Jacqueline Dark as Herodias in Opera Australia's 2019 production of Salome at the Sydney Opera House (photograph by Prudence Upton)Jacqueline Dark as Herodias in Opera Australia's 2019 production of Salome at the Sydney Opera House (photograph by Prudence Upton)

Conductor Johannes Fritzsch is completely at home in this music and in command of the large forces, allowing the voices to emerge through the frequently dense web of sound that Strauss demands from the orchestra, while Fritzsch foregrounds the many subtleties of instrumental phrasing in this most evocative music. He is a genuine singers’ conductor, alive to all the dramatic nuance on stage. But one does lament the fact that the size of the Opera House pit prevents some of the sonorous lushness of the score to emerge.

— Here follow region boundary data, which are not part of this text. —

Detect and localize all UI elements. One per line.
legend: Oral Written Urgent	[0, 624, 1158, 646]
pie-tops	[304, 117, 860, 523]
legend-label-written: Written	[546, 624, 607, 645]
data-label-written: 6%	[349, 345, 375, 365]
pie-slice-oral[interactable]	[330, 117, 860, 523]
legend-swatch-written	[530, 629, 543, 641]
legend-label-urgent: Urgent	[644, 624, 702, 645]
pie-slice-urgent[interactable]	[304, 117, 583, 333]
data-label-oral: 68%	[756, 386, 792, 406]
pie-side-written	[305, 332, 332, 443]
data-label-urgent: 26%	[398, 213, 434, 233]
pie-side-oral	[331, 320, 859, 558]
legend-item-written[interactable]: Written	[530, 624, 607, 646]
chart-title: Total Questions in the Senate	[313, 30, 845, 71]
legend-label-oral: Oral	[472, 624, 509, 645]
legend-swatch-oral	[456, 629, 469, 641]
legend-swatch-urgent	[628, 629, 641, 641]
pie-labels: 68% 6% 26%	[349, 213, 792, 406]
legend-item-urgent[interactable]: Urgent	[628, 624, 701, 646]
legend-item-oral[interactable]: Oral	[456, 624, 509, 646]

Salome is essentially about power: Herod’s as King; Jokanaan’s inflexible and absolute conviction; and Salome’s self-consciously flaunted sexuality, successfully employed to manipulate Herod, but spectacularly failing with Jokanaan. Gale Edwards places the ‘Dance of the Seven Veils’ as the central symbol of many aspects of these power relationships. This scene often causes embarrassment in terms of the inadequacy of the performance, or a moment of confronting sexuality, but this production finds an ingenious ‘solution’. Edwards stages seven images presented by a pair of dancers, imaginatively choreographed by Kelley Abbey, to suggest aspects of male – and female – fantasy and mutual manipulation, including some spectacular acrobatics on a pole and dangling rope, culminating in the iconic image of Marilyn in billowing white dress astride the entrance to Jokanaan’s cistern.

Alexander Krasnov as Jokanaan in Opera Australia's 2019 production of Salome at the Sydney Opera House (photograph by Prudence Upton)Alexander Krasnov as Jokanaan in Opera Australia's 2019 production of Salome at the Sydney Opera House (photograph by Prudence Upton)

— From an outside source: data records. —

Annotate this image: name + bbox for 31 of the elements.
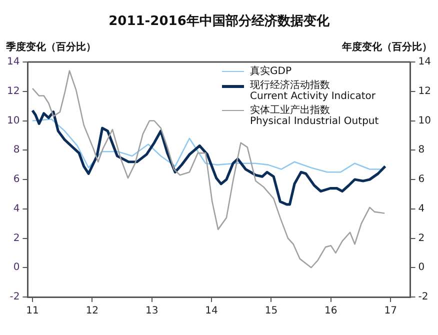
y2-tick-label: -2 <box>418 292 428 303</box>
x-tick-label: 15 <box>264 306 278 317</box>
legend-label: 实体工业产出指数 Physical Industrial Output <box>250 105 379 127</box>
x-tick-label: 16 <box>324 306 338 317</box>
y2-tick-label: 8 <box>418 144 425 156</box>
y-tick-label: 10 <box>6 115 20 126</box>
y2-tick-label: 4 <box>418 203 425 214</box>
y2-tick-label: 0 <box>418 262 425 274</box>
chart-title: 2011-2016年中国部分经济数据变化 <box>108 12 330 30</box>
y2-tick-label: 14 <box>418 56 432 68</box>
y-tick-label: 14 <box>6 56 20 68</box>
y-tick-label: -2 <box>10 292 20 303</box>
legend-label: 真实GDP <box>250 66 292 77</box>
legend-label: 现行经济活动指数 Current Activity Indicator <box>250 80 376 102</box>
y-tick-label: 12 <box>6 86 20 97</box>
y2-tick-label: 6 <box>418 174 425 186</box>
x-tick-label: 13 <box>145 306 158 317</box>
y-tick-label: 2 <box>13 232 20 244</box>
y2-tick-label: 2 <box>418 232 425 244</box>
x-tick-label: 12 <box>86 306 99 317</box>
y-tick-label: 4 <box>13 203 20 214</box>
y-axis-title: 季度变化（百分比） <box>6 40 96 54</box>
x-tick-label: 14 <box>205 306 218 317</box>
x-tick-label: 17 <box>384 306 397 317</box>
y-tick-label: 6 <box>13 174 20 186</box>
y-tick-label: 8 <box>13 144 20 156</box>
y2-axis-title: 年度变化（百分比） <box>342 40 432 54</box>
x-tick-label: 11 <box>26 306 39 317</box>
y2-tick-label: 12 <box>418 86 432 97</box>
y2-tick-label: 10 <box>418 115 432 126</box>
y-tick-label: 0 <box>13 262 20 274</box>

However, there are some major inconsistencies, particularly in the representation of the ‘relationship’ between Jokanaan and Salome. Essentially, there can be no physical contact between them, thus thwarting Salome’s desires and pushing her over the edge into the moral abyss. Likewise, Jokanaan will not look at her – denying her the male gaze that she craves, and through which she manipulates Herod. Her final utterances regret the fact that he did not look at her. The dynamics of their relationship are muddied earlier in the performance with a Parsifal–Kundry moment where Salome cradles Jokanaan’s head – it just does not work in this opera.

Visually though, it’s a treat – Brian Thomson’s stark yet opulent, predominantly red-and-black set, with its disturbing backdrop of animal carcasses, provides a striking frame for Julie Lynch’s vivid mélange of often deliberately anachronistic costumes, all expertly lit by John Rayment. Despite the visual updating, the stage pictures leave a classic, timeless impression. 

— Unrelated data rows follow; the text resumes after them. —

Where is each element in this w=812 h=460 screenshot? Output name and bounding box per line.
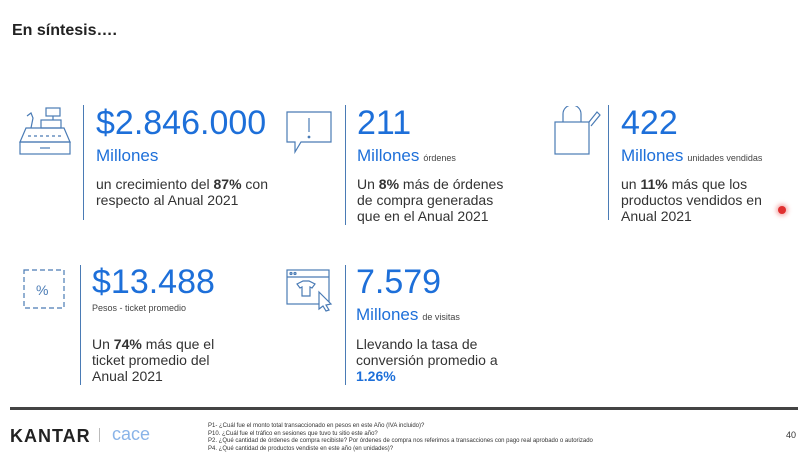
card-unit: Millones [96,146,158,166]
divider [80,265,81,385]
unit-note: de visitas [422,312,460,322]
divider [345,105,346,225]
card-unit: Millones de visitas [356,305,460,325]
desc-highlight: 1.26% [356,368,396,384]
footnote: P2. ¿Qué cantidad de órdenes de compra r… [208,438,593,444]
card-subtitle: Pesos - ticket promedio [92,303,187,313]
card-unit: Millones órdenes [357,146,456,166]
desc-text: un crecimiento del [96,176,214,192]
cash-register-icon [19,107,71,155]
desc-highlight: 74% [113,336,142,352]
kantar-logo: KANTAR [10,426,91,446]
card-description: Un 8% más de órdenes de compra generadas… [357,176,517,224]
mouse-pointer [778,206,786,214]
divider [83,105,84,220]
percent-tag-icon: % [23,269,65,309]
desc-highlight: 87% [213,176,242,192]
slide-title: En síntesis…. [12,22,117,39]
card-value: 422 [621,104,678,142]
desc-highlight: 11% [640,176,668,192]
unit-label: Millones [356,305,419,324]
page-number: 40 [786,430,797,440]
desc-text: más de órdenes de compra generadas que e… [357,176,504,224]
svg-text:%: % [36,282,48,298]
unit-label: Millones [357,146,420,165]
card-value: 7.579 [356,263,442,301]
desc-text: con respecto al Anual 2021 [96,176,269,208]
card-value: $2.846.000 [96,104,267,142]
desc-text: un [621,176,641,192]
desc-highlight: 8% [378,176,400,192]
footer-rule [10,407,798,410]
card-description: un 11% más que los productos vendidos en… [621,176,781,224]
footnote: P4. ¿Qué cantidad de productos vendiste … [208,445,394,452]
divider [608,105,609,220]
card-unit: Millones unidades vendidas [621,146,762,166]
unit-label: Millones [621,146,684,165]
divider [345,265,346,385]
logo-separator [99,428,100,442]
desc-text: Un [92,336,114,352]
cace-logo: cace [112,424,151,444]
unit-note: unidades vendidas [687,153,763,163]
footnote: P1- ¿Cuál fue el monto total transaccion… [208,423,425,429]
desc-text: más que los productos vendidos en Anual … [621,176,762,224]
browser-click-icon [286,269,333,312]
desc-text: Llevando la tasa de conversión promedio … [356,336,498,368]
desc-text: Un [357,176,379,192]
speech-bubble-exclamation-icon [286,111,332,155]
unit-label: Millones [96,146,159,165]
card-description: Llevando la tasa de conversión promedio … [356,336,506,384]
card-description: un crecimiento del 87% con respecto al A… [96,176,281,208]
shopping-bag-icon [554,106,601,155]
footnotes: P1- ¿Cuál fue el monto total transaccion… [208,423,593,453]
card-value: 211 [357,104,412,142]
footnote: P10. ¿Cuál fue el tráfico en sesiones qu… [208,430,378,437]
unit-note: órdenes [423,153,456,163]
card-description: Un 74% más que el ticket promedio del An… [92,336,242,384]
desc-text: más que el ticket promedio del Anual 202… [92,336,215,384]
card-value: $13.488 [92,263,215,301]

Salome continues to be a confronting opera. With her ‘sister’, Berg’s Lulu, the depiction of the feminine has seldom been equalled and surely never surpassed in later opera. The unfathomable mystery at the heart of Salome fascinates, challenges, and often repels us, yet the allure of the opera remains. Salome has certainly not performed her last dance.


Salome is being performed by Opera Australia at the Sydney Opera House from 6 to 26 March 2019; it will be repeated in Melbourne in November. Performance attended: March 6.